His brief term also saw several scientific enterprises being initiated: for instance, he helped arrange an audience with Charles IV for Alexander von Humboldt, enabling Humboldt to gain support for his American expedition. He was instrumental in sending Valentin de Foronda as General Consul of Spain in Philadelphia, (1801–1807), and as Spanish Plenipotentiary Minister in the USA 'til the nomination by the "Junta" of Luis de Onis in 1809.
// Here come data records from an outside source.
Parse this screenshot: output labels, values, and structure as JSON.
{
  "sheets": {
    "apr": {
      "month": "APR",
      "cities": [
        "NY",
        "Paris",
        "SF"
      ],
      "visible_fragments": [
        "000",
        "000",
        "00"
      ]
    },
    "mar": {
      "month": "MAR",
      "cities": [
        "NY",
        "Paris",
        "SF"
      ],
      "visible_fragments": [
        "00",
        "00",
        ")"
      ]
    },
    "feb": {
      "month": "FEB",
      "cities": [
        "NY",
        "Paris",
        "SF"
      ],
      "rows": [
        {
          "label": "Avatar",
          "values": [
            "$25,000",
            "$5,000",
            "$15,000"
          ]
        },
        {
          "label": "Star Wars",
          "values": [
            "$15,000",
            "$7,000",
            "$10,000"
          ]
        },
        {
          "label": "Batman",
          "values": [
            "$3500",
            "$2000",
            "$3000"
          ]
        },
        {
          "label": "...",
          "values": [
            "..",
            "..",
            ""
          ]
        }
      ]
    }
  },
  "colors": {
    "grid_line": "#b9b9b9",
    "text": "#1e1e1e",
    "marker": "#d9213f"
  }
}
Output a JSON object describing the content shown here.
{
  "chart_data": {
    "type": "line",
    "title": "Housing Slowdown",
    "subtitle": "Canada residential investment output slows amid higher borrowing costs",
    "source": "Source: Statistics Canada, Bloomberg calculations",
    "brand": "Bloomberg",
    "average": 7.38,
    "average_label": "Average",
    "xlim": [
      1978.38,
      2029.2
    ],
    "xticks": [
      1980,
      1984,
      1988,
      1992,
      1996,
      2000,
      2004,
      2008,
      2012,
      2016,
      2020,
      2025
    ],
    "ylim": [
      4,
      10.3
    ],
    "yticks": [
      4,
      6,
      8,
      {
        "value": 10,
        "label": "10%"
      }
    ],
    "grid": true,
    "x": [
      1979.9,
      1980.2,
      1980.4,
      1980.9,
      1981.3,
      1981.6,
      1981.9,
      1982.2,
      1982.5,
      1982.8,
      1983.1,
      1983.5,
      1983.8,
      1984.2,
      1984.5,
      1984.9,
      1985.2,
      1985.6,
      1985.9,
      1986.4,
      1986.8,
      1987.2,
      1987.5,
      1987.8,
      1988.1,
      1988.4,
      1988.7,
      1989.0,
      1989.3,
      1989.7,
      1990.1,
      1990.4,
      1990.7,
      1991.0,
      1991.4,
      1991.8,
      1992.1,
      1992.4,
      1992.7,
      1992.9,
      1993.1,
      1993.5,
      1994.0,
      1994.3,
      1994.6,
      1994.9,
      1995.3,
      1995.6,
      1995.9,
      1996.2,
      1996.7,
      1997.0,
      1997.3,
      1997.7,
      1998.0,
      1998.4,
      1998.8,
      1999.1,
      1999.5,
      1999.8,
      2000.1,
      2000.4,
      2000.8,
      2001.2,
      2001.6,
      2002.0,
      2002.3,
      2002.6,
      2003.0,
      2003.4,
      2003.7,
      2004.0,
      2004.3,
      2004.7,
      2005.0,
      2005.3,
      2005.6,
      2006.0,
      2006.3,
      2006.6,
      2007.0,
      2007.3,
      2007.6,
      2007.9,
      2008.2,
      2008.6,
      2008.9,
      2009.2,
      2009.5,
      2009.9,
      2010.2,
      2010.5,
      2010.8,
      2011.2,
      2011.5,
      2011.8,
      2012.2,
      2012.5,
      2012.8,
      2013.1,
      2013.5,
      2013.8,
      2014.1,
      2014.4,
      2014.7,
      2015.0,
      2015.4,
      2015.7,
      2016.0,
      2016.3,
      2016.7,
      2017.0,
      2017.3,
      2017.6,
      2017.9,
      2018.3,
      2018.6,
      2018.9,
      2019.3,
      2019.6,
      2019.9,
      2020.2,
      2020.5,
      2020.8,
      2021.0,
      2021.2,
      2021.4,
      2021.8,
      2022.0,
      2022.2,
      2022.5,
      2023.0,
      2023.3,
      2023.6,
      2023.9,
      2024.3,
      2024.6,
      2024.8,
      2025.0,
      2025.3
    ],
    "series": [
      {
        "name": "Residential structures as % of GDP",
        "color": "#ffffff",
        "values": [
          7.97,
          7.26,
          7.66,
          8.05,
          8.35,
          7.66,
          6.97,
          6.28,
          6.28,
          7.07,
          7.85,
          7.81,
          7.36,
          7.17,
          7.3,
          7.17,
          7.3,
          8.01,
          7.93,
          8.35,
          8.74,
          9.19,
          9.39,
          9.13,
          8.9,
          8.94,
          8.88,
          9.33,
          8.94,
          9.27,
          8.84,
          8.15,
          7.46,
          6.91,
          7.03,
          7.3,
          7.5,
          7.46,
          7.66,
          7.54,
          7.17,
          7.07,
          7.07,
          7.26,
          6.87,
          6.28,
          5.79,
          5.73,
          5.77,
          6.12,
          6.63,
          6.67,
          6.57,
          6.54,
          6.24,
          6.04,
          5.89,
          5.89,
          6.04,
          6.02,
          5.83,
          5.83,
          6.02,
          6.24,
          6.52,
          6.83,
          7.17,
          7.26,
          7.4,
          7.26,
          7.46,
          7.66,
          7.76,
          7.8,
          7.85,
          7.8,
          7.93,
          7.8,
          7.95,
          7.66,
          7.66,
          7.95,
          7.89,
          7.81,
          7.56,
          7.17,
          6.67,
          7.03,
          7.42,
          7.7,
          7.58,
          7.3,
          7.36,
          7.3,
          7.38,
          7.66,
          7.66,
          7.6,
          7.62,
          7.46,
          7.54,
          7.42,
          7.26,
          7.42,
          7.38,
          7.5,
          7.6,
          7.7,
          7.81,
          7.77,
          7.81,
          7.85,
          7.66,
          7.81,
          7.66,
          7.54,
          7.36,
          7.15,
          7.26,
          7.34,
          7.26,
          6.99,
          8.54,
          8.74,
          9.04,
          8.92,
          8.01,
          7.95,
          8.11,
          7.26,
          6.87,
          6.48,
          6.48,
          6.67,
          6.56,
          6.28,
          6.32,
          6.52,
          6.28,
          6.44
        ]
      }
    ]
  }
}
Resenting the conservative and ultra-catholic policies of the Spanish court, he embraced the pro-French government of Joseph Bonaparte once Napoleon invaded Spain and replaced Charles IV with his own brother Joseph as King of Spain. After publicly acknowledging Joseph as the lawful King of Spain, Urquijo was called back to court and to become Prime Minister again. He remained in office from 7 July 1808 to 27 June 1813. However, he was unable to carry out any policies apart from assisting French forces during the Peninsular War.

Following the French defeat, Urquijo fled with King Joseph across the Pyrenees to France, where he went into exile. He died in Paris in 1817.